Son zamanlarda gündemden düşmeyen meselelerin ardı ardına gelmesi, bayram ruhunu olumsuz etkiledi. CHP'nin önde gelen isimlerinden Özgür Özel, bu yılki bayram kutlamalarının sıradan bir gün gibi geçtiğini ve toplumda bir sevinç havası olmadığını dile getirdi. Herkesin yüzündeki gülümsemenin arkasında dert ve sorunların yatığına dikkat çeken Özel, bayramın anlam ve öneminin halk üzerindeki yansımalarını sorguladı. Yapmış olduğu bu açıklama, bir dönem olarak adlandırılan bu günlerin, aslında bayram beklemekten çok uzak olduğunu gösteriyor.

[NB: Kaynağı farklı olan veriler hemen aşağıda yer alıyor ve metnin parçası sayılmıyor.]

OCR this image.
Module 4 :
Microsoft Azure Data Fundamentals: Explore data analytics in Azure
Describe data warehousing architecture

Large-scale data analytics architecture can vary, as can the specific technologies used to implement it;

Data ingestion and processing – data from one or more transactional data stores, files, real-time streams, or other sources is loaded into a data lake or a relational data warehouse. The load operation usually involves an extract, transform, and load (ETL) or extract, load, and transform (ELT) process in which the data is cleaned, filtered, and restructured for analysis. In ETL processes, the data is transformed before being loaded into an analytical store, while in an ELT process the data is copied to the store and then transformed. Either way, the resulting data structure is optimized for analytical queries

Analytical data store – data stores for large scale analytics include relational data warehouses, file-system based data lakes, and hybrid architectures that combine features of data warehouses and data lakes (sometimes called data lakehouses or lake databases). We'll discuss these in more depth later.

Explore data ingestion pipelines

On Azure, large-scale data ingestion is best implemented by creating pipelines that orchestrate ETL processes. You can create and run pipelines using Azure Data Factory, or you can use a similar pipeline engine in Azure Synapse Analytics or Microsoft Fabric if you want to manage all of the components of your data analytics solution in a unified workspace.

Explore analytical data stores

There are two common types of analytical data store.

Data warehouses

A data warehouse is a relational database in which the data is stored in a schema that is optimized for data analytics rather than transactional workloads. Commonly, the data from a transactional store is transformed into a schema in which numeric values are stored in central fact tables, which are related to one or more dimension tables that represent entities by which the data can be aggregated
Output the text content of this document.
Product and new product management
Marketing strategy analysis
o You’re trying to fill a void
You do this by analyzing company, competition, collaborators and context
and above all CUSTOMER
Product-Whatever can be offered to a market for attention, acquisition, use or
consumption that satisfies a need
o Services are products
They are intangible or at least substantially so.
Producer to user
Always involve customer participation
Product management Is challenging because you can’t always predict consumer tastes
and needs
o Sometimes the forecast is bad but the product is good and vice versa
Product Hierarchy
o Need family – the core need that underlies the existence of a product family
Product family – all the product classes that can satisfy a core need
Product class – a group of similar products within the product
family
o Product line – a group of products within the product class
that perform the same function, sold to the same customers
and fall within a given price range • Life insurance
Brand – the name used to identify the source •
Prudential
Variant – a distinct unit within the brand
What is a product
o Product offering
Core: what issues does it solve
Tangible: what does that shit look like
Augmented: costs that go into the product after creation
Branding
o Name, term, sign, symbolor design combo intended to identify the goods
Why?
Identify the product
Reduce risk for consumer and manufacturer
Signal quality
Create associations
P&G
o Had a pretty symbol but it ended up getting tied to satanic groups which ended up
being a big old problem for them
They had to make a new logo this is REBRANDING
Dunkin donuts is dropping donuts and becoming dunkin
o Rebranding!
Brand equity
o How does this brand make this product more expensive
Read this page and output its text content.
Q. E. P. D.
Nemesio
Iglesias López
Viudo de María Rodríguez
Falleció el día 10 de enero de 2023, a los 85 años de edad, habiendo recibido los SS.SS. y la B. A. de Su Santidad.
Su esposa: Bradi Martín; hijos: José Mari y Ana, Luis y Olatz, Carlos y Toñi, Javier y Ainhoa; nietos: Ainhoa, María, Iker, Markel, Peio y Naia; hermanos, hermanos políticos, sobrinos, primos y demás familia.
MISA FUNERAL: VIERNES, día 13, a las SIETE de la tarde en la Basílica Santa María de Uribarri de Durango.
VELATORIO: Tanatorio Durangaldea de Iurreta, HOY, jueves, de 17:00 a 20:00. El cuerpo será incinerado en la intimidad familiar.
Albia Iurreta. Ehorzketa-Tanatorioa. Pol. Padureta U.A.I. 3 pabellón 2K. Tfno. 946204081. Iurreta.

Özgür Özel, bayramları bir araya gelme ve kutlama zamanı olarak görmemiz gerektiğini belirtti. Ancak bu yıl, ekonomik krizler, artan gıda fiyatları ve her geçen gün artan toplumsal huzursuzluk gibi sorunların bayram ruhunu zedelediğini dile getirdi. "Bu bayram bize bayram gibi gelmedi." diyerek hislerini ifade eden Özel, toplumun büyük bir kesiminin geçim sıkıntısı içerisinden geçerken, kutlamaların sadece geleneksel bir zorunluluk haline geldiğini vurguladı. Bu durum, bayramların daha çok bir zorunluluktan ibaret olup, özlemleri ve sevinçleri unutturarak kişilerin düşünce yapısını olumsuz yönde etkiliyor.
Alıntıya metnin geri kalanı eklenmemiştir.